Quelles sont, selon vous, les actualités marquantes des derniers mois dans ces secteurs d'activité ?

La montée de l’activisme en Europe, et notamment en France, tendance qui s’est encore illustrée cet été avec la montée d’Eliott au capital d’Altran ou celle de Third Point au capital d’EssilorLuxottica ; ces situations impactent tant l’activité contentieuse que l’activité de conseil des cabinets d’affaires puisqu’elles nous conduisent, en amont des situations de conflit, à repenser avec nos clients leurs règles de gouvernance.

Autre évolution significative, la création des chambres commerciales internationales au sein du tribunal de commerce et de la Cour d’appel de Paris.
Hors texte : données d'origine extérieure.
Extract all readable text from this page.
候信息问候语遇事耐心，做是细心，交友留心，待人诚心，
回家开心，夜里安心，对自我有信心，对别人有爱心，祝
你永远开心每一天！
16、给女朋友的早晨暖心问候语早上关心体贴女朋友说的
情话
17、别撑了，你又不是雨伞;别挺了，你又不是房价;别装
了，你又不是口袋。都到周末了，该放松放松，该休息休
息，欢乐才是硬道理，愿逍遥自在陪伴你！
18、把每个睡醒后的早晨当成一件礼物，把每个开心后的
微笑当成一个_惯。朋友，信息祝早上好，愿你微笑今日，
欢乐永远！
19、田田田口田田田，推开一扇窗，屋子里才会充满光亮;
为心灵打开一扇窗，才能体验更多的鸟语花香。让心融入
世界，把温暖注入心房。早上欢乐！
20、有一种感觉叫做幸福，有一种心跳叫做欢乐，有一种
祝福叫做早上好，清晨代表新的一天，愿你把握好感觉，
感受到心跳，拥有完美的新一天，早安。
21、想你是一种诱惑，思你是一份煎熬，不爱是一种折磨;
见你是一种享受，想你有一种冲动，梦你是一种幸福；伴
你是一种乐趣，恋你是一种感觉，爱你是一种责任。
Ces chambres sont un puissant facteur d’attractivité de la place de Paris ; elles innovent un nouveau type de procédure, plus proches des standards internationaux en matière de règlement des litiges commerciaux. 

D’un point de vue législatif, la loi Justice, la loi Pacte ainsi que la loi de simplification, de clarification et d’actualisation du droit des sociétés. La loi de transposition de la directive sur le secret des affaires contient également des avancées intéressantes en matière de procédure, notamment en ce qui concerne les modalités de levée de séquestres ordonnés sur le fondement de l’article 145 du Code de procédure civile.

Enfin, le Rapport Gauvain sur la protection contre les lois et mesures à portée extraterritoriale retient toute mon attention, notamment en ce qui concerne la confidentialité des avis des juristes d’entreprise ; j’espère qu’il permettra enfin à la France de se doter de règles permettant aux juristes d’entreprise de travailler efficacement et en toute sécurité.

Qui conseillez-vous ?

Je représente des banques, des sociétés cotés et non cotées, issues de secteurs d’activités très variés (grande distribution, médias, luxe, télécoms, hôtellerie, etc…), ainsi que des groupes familiaux, des dirigeants et quelques fonds.

Quels sont vos objectifs pour ce cabinet ?

Contribuer à renforcer la pluridisciplinarité du cabinet et les liens qui existent entre Mayer Brown Paris et les bureaux de Mayer Brown à l’étranger, dans l’intérêt de notre clientèle locale comme internationale.